Mr Agnew is holding talks with Sinn Fein today and plans to meet with Alliance and the UUP later this week. He has already held discussions with the SDLP.
However, the Green Party's first ever MLA, Brian Wilson, has warned that entering an electoral pact with republicans risks damaging its reputation.
He told the News Letter that an anti-Brexit pact might be seen as little more than a nationalist coalition, that would alienate unionist Green voters.
However, his former party has given the go-ahead to further discussions about forming an alliance with others who want the UK to remain in the EU. A spokeswoman last night said that its executive had agreed on the matter after it met on Saturday.

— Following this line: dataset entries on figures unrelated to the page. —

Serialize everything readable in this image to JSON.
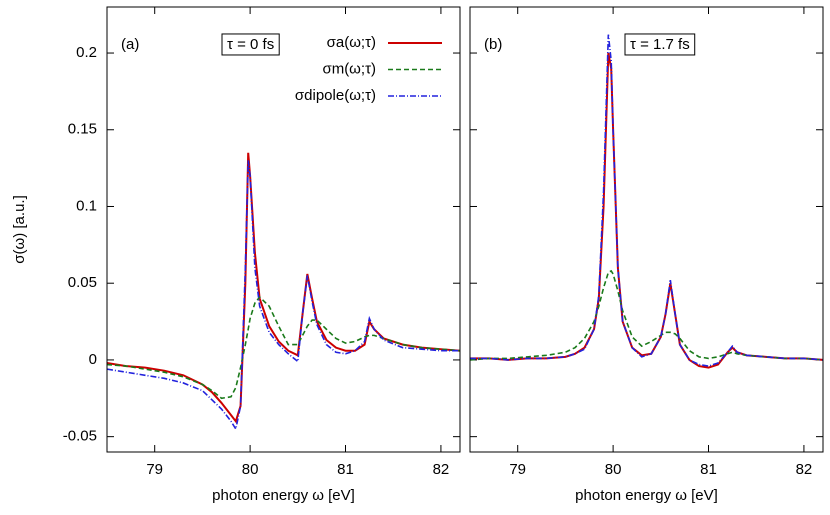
{
  "chart_data": [
    {
      "type": "line",
      "panel_label": "(a)",
      "annotation": "τ = 0 fs",
      "x_label": "photon energy ω [eV]",
      "y_label": "σ(ω) [a.u.]",
      "xlim": [
        78.5,
        82.2
      ],
      "xticks": [
        79,
        80,
        81,
        82
      ],
      "ylim": [
        -0.06,
        0.23
      ],
      "yticks": [
        -0.05,
        0,
        0.05,
        0.1,
        0.15,
        0.2
      ],
      "show_ytick_labels": true,
      "legend": true,
      "legend_position": "upper right",
      "x": [
        78.5,
        78.7,
        78.9,
        79.1,
        79.3,
        79.5,
        79.6,
        79.7,
        79.8,
        79.85,
        79.9,
        79.95,
        79.98,
        80.0,
        80.05,
        80.1,
        80.2,
        80.3,
        80.4,
        80.5,
        80.55,
        80.6,
        80.65,
        80.7,
        80.8,
        80.9,
        81.0,
        81.1,
        81.2,
        81.25,
        81.3,
        81.4,
        81.6,
        81.8,
        82.0,
        82.2
      ],
      "series": [
        {
          "name": "σa(ω;τ)",
          "color": "#cc0000",
          "line_style": "solid",
          "values": [
            -0.002,
            -0.004,
            -0.005,
            -0.007,
            -0.01,
            -0.016,
            -0.021,
            -0.028,
            -0.036,
            -0.04,
            -0.03,
            0.05,
            0.135,
            0.12,
            0.07,
            0.04,
            0.022,
            0.012,
            0.006,
            0.003,
            0.03,
            0.056,
            0.04,
            0.025,
            0.013,
            0.008,
            0.006,
            0.006,
            0.01,
            0.025,
            0.02,
            0.014,
            0.01,
            0.008,
            0.007,
            0.006
          ]
        },
        {
          "name": "σm(ω;τ)",
          "color": "#1a7a1a",
          "line_style": "dashed",
          "values": [
            -0.003,
            -0.004,
            -0.006,
            -0.008,
            -0.011,
            -0.016,
            -0.02,
            -0.025,
            -0.024,
            -0.018,
            -0.005,
            0.01,
            0.02,
            0.027,
            0.037,
            0.041,
            0.035,
            0.022,
            0.01,
            0.01,
            0.016,
            0.022,
            0.026,
            0.026,
            0.02,
            0.014,
            0.011,
            0.012,
            0.015,
            0.016,
            0.016,
            0.014,
            0.01,
            0.008,
            0.007,
            0.006
          ]
        },
        {
          "name": "σdipole(ω;τ)",
          "color": "#2222dd",
          "line_style": "dashdot",
          "values": [
            -0.006,
            -0.008,
            -0.01,
            -0.012,
            -0.015,
            -0.02,
            -0.026,
            -0.032,
            -0.04,
            -0.045,
            -0.03,
            0.06,
            0.13,
            0.12,
            0.06,
            0.035,
            0.018,
            0.01,
            0.004,
            -0.001,
            0.03,
            0.055,
            0.038,
            0.023,
            0.01,
            0.005,
            0.004,
            0.006,
            0.012,
            0.027,
            0.02,
            0.013,
            0.008,
            0.007,
            0.006,
            0.006
          ]
        }
      ]
    },
    {
      "type": "line",
      "panel_label": "(b)",
      "annotation": "τ = 1.7 fs",
      "x_label": "photon energy ω [eV]",
      "xlim": [
        78.5,
        82.2
      ],
      "xticks": [
        79,
        80,
        81,
        82
      ],
      "ylim": [
        -0.06,
        0.23
      ],
      "yticks": [
        -0.05,
        0,
        0.05,
        0.1,
        0.15,
        0.2
      ],
      "show_ytick_labels": false,
      "legend": false,
      "x": [
        78.5,
        78.7,
        78.9,
        79.1,
        79.3,
        79.5,
        79.6,
        79.7,
        79.8,
        79.85,
        79.9,
        79.95,
        79.98,
        80.0,
        80.05,
        80.1,
        80.2,
        80.3,
        80.4,
        80.5,
        80.55,
        80.6,
        80.65,
        80.7,
        80.8,
        80.9,
        81.0,
        81.1,
        81.2,
        81.25,
        81.3,
        81.4,
        81.6,
        81.8,
        82.0,
        82.2
      ],
      "series": [
        {
          "color": "#cc0000",
          "line_style": "solid",
          "values": [
            0.001,
            0.001,
            0,
            0.001,
            0.001,
            0.002,
            0.004,
            0.008,
            0.02,
            0.04,
            0.1,
            0.2,
            0.19,
            0.15,
            0.06,
            0.025,
            0.008,
            0.003,
            0.004,
            0.015,
            0.03,
            0.05,
            0.03,
            0.01,
            0,
            -0.004,
            -0.005,
            -0.003,
            0.005,
            0.008,
            0.005,
            0.003,
            0.002,
            0.001,
            0.001,
            0
          ]
        },
        {
          "color": "#1a7a1a",
          "line_style": "dashed",
          "values": [
            0,
            0.001,
            0.001,
            0.002,
            0.003,
            0.005,
            0.008,
            0.014,
            0.025,
            0.035,
            0.047,
            0.057,
            0.058,
            0.056,
            0.045,
            0.032,
            0.015,
            0.009,
            0.012,
            0.016,
            0.018,
            0.018,
            0.017,
            0.014,
            0.006,
            0.002,
            0.001,
            0.002,
            0.004,
            0.005,
            0.004,
            0.003,
            0.002,
            0.001,
            0.001,
            0
          ]
        },
        {
          "color": "#2222dd",
          "line_style": "dashdot",
          "values": [
            0.001,
            0.001,
            0,
            0.001,
            0.001,
            0.002,
            0.004,
            0.007,
            0.02,
            0.042,
            0.11,
            0.212,
            0.195,
            0.15,
            0.06,
            0.025,
            0.008,
            0.002,
            0.004,
            0.015,
            0.03,
            0.052,
            0.03,
            0.01,
            0,
            -0.003,
            -0.004,
            -0.002,
            0.005,
            0.009,
            0.005,
            0.003,
            0.002,
            0.001,
            0.001,
            0
          ]
        }
      ]
    }
  ]
}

"One agenda item concerned our involvement in an anti-Brexit pact with other parties during the forthcoming Westminster election," she said. "Our executive agreed that we continue to explore options in the coming days. This means that we will seek to meet with other parties early next week to discuss matters."

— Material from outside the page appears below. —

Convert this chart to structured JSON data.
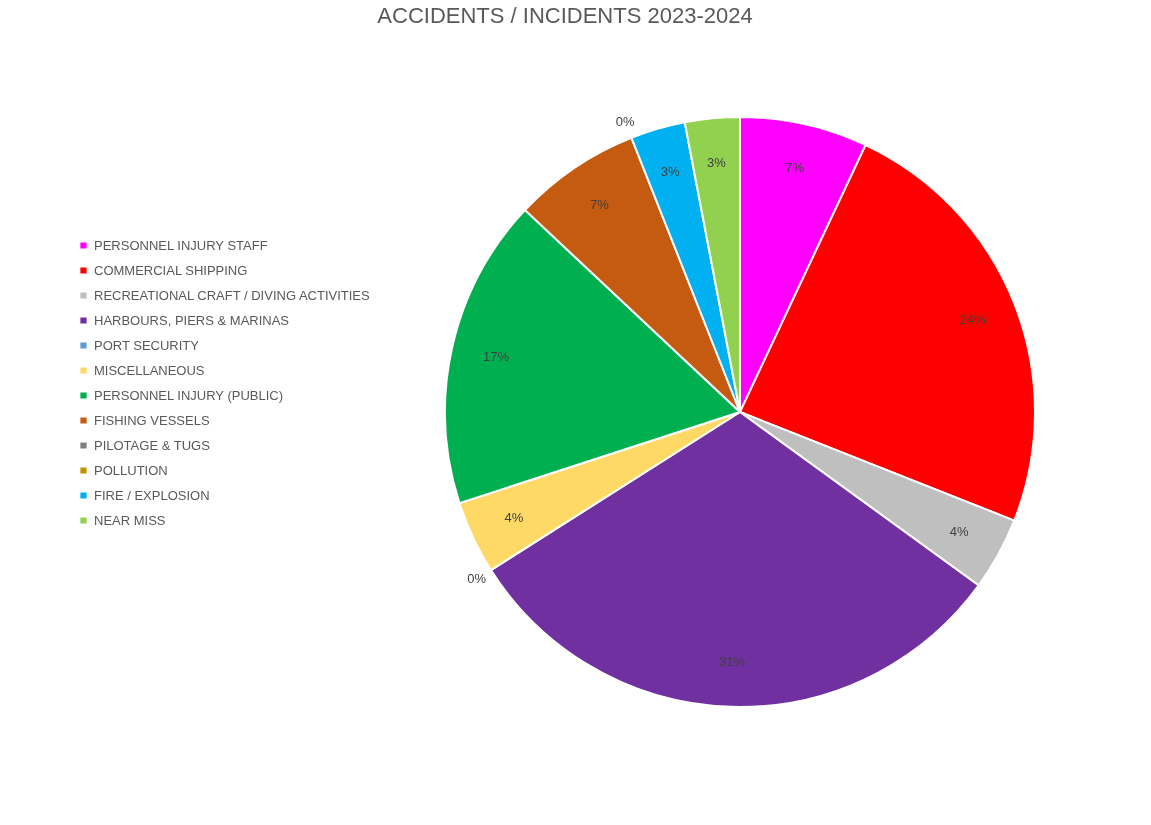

Mr Wilson said: "In principle, I think the idea of getting an anti-Brexit coalition is a good idea. But I don't see how it's practical within the Northern Ireland context, given the whole political structure and the sectarian nature of Northern Ireland politics."
Meanwhile, SDLP leader Colum Eastwood has expressed support for his own party, Sinn Fein and the Greens withdrawing from the race in East Belfast.
Doing so would give Alliance leader Naomi Long a clear run at winning back the Westminster seat taken from her in 2015 by the DUP's Gavin Robinson - who himself benefited from an election pact that meant no UUP candidate stood.
Mr Robinson won by 2,597 votes in 2015, while the total of the SDLP, Sinn Fein and Green votes came to 2,008.
However, Mrs Long has said she had no interest in pacts.
A deal between pro-Remain parties could help Sinn Fein's Michelle Gildernew in Fermanagh and South Tyrone and the SDLP's Alasdair McDonnell in South Belfast. But the idea has been criticised by Ann Travers, whose sister was murdered by the IRA. She said she was "disgusted that both the SDLP and Greens are considering an electoral pact with Sinn Fein".
"How they can even dream of doing a deal with a political party that still justifies IRA murders and supports those murderers. It's beyond any comprehension," she wrote on Facebook.
Meanwhile, Sinn Fein MEP Martina Anderson has been reminding her Twitter followers of her pro-EU position. She posed in a 'No to Brexit' T-shirt alongside SF deputy leader Mary Lou McDonald. On the back it reads: "Brexit, you can stick it where the sun don't shine."
The quote refers to a speech Ms Anderson gave in the European Parliament in March, in which she said Theresa May can stick the Irish border "where the sun don't shine".